In 1705, aged 39, Bahr was named Dresden’s City Master Carpenter, although he did not even have a master carpenter’s certificate. One of Bahr’s main goals was to modernise the city’s churches. He believed that the existing buildings did no justice to Protestant church services in particular.

His first building was the parish church in the Loschwitz area of Dresden, a building in the shape of a stretched-out octagon, completed in 1708.

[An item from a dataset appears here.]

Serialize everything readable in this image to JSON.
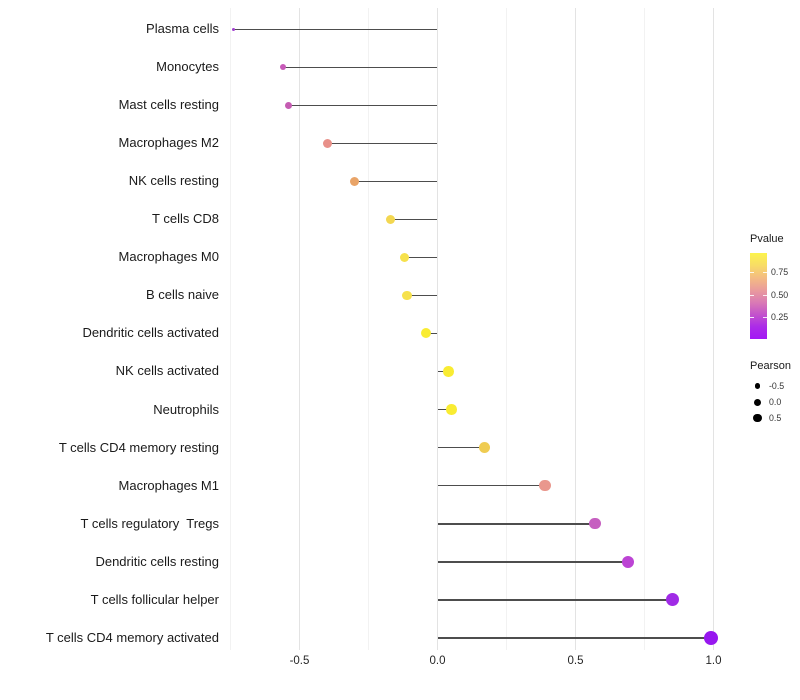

The Dresden Waisenhauskirche (Orphanage Church) was built around 1710, followed by the Dreifaltigkeitskirche (Trinity Church) in Schmiedeberg, in the Ore Mountains, 1713-1716. Between 1719 and 1726 the church in Forchheim was built, as well as more in Konigstein, Hohnstein and Kesselsdorf (all in Saxony) and a considerable amount of housing in Dresden.

But Bahr is most famous for designing the Frauenkirche in Dresden. He was given the task in 1722; in 1726, the design was approved and work began. From 1730, Bahr became the first in Germany to go by the title of “Architect”.

Whilst working on the Frauenkirche, Bahr also oversaw the building of the Dreikonigskirche (Church of the Three Kings) in Dresden’s Neustadt area – the church had however been designed by Matthaus Daniel Poppelmann.

George Bahr did not live to see the Frauenkirche completed – he died in Dresden, aged 72, and was buried in the church’s vaults. In 2004, a memorial was built to him in the castle at Lauenstein, where he learned his trade.